A geology expedition to the Amazon rain forest finds fossilized evidence of a creature from the Devonian Period with aspects of both and water animals. The leader, Doctor Carl Maia (Antonio Morena) visits a Brazilian Marine Biology Institute, where he runs into ichthyologist David Reed (Richard Carlson) from an aquarium in California. The latter persuades his boss to finance an expedition. Meanwhile, an amphibian humanoid is observing the expedition and the assistants left behind. They clash and the creature ends up killing them.
The expedition returns aboard the tramp steamer Rita under Captain Lucas (Nestor Paiva), including David, Carl, Mark (Richard Denning), David’s girlfriend Kay Lawrence (Julia Adams), and Doctor Edwin Thompson (Whit Bissell). They find the assistants dead when they arrive and think they were killed by a jaguar. For a while, they find nothing of note and they move on to the Black Lagoon, about which there are strange legends.

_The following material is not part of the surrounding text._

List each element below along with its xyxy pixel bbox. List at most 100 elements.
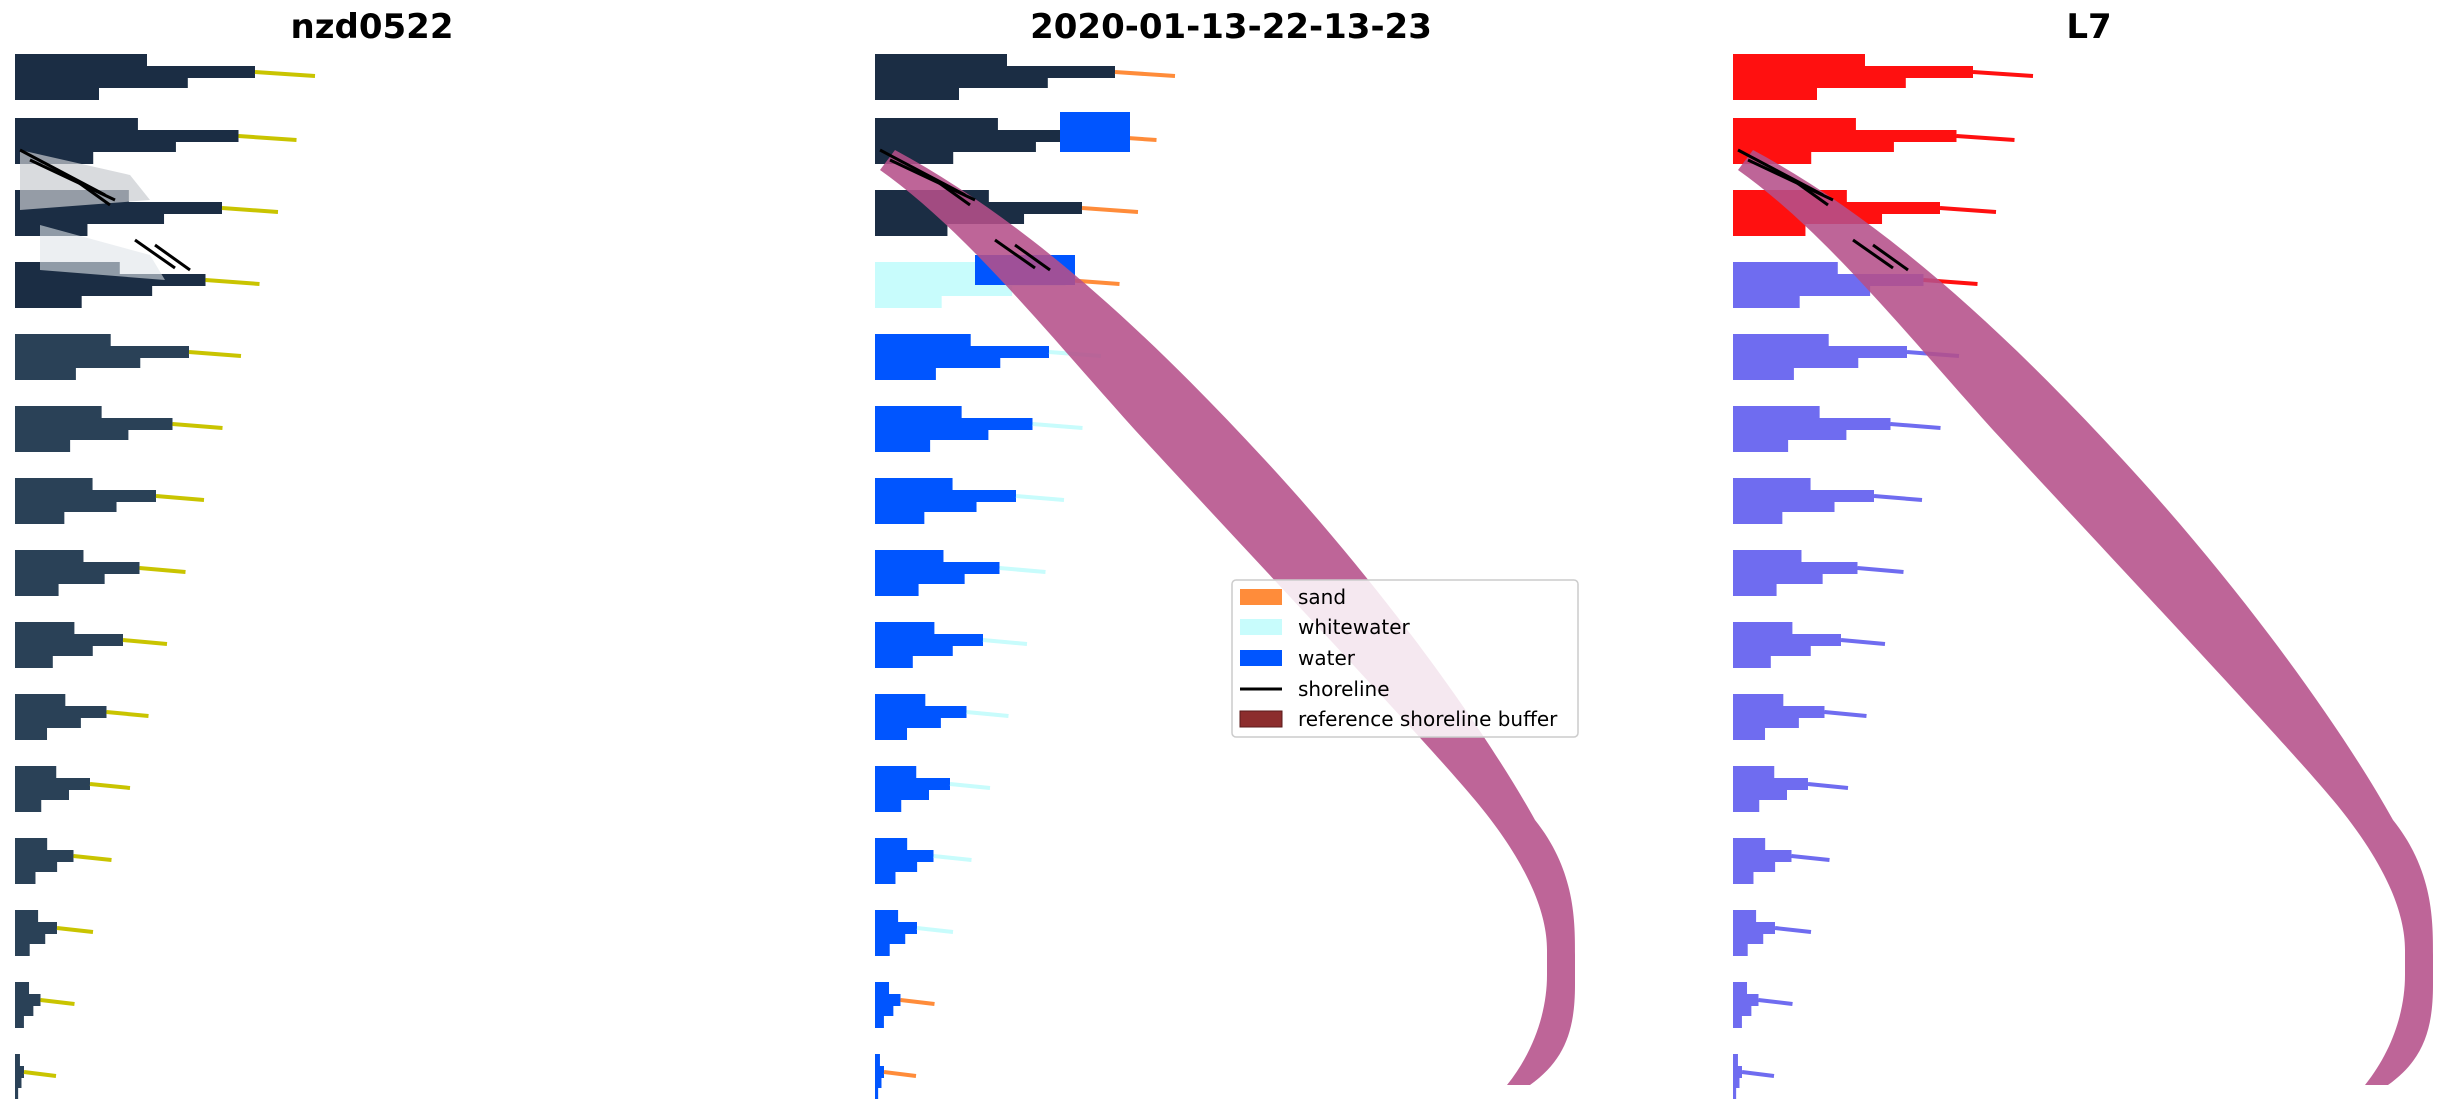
legend-buffer-label: reference shoreline buffer [1298, 707, 1558, 731]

The creature is fascinated by the beautiful Kay and follows her underwater. It gets caught in the ship’s draglines and leaves behind a claw. Soon, more members of the expedition end up dead, until they capture the creature and lock it in a cage aboard the Rita. It escapes in the night and attacks Edwin. Kay hits it with a lantern, driving it away. When they try to leave, they find that the gill-man has blocked the lagoon’s entrance with logs. Mark is killed. The gill-man abducts Kay and takes her to its cave. She is rescued by the survivors and the creature is riddled with bullets. It sinks into the dark depths.
The film was produced by William Alland and directed by Jack Arnold, from a screenplay by Harry Essex and Arthur Ross, based on a story by Maurice Zimm. The gill-man was played by Ben Chapman on land and Ricou Browning under water, one in Florida and one in California. They met for the first time 20 years later at a convention. It was filmed in 3D, but the fad was dying and most people saw it in 2D. It spawned two sequels. Remakes were considered by John Landis, John Carpenter, Peter Jackson, Ivan Reitman, and Guillermo Del Toro, but nothing came of it. Julie Adams did all her own stunts.
Alland was told a story about a Mexican gill-man by cinematographer Gabriel Figueroa, and made notes for a story inspired by Beauty and the Beast. The creature was designed by Disney animator Millicent Patrick, but the credit went to makeup artist Bud Westmore. The bodysuit was designed by Jack Kevan, who worked on the Wizard of Oz and made prosthetics for World War II amputees. Chris Mueller made the head. Ben Chapman, who played the creature on land, could barely see in his mask, and Ricou Browning, who played it underwater, had to hold his breath for four minutes so as not to make bubbles. At one point, a snapping turtle bit off the rubber foot and he had to chase it down. Another time, he surfaced in front of a woman and child and they took off, screaming in terror.
Ingmar Bergman loved this film and watched it every year on his birthday. The costume was discarded by the studio and pulled out of the dumpster by a janitor to use as a Halloween costume for his son. Later, the parts were bought by superfan Forrest J. Ackerman and makeup artist Ben Westmore. Its design was based on 17th Century woodcuts of creatures called the Sea Monk and the Sea Bishop. A scientist named Jenny Clark, from Cambridge University, discovered a fossil amphibian in a swamp and called it Eucritta Melanolimnites, or creature from the black lagoon. During Marilyn Monroe’s famous billowing skirt scene in The Seven Year Itch, a poster behind her was advertising this film.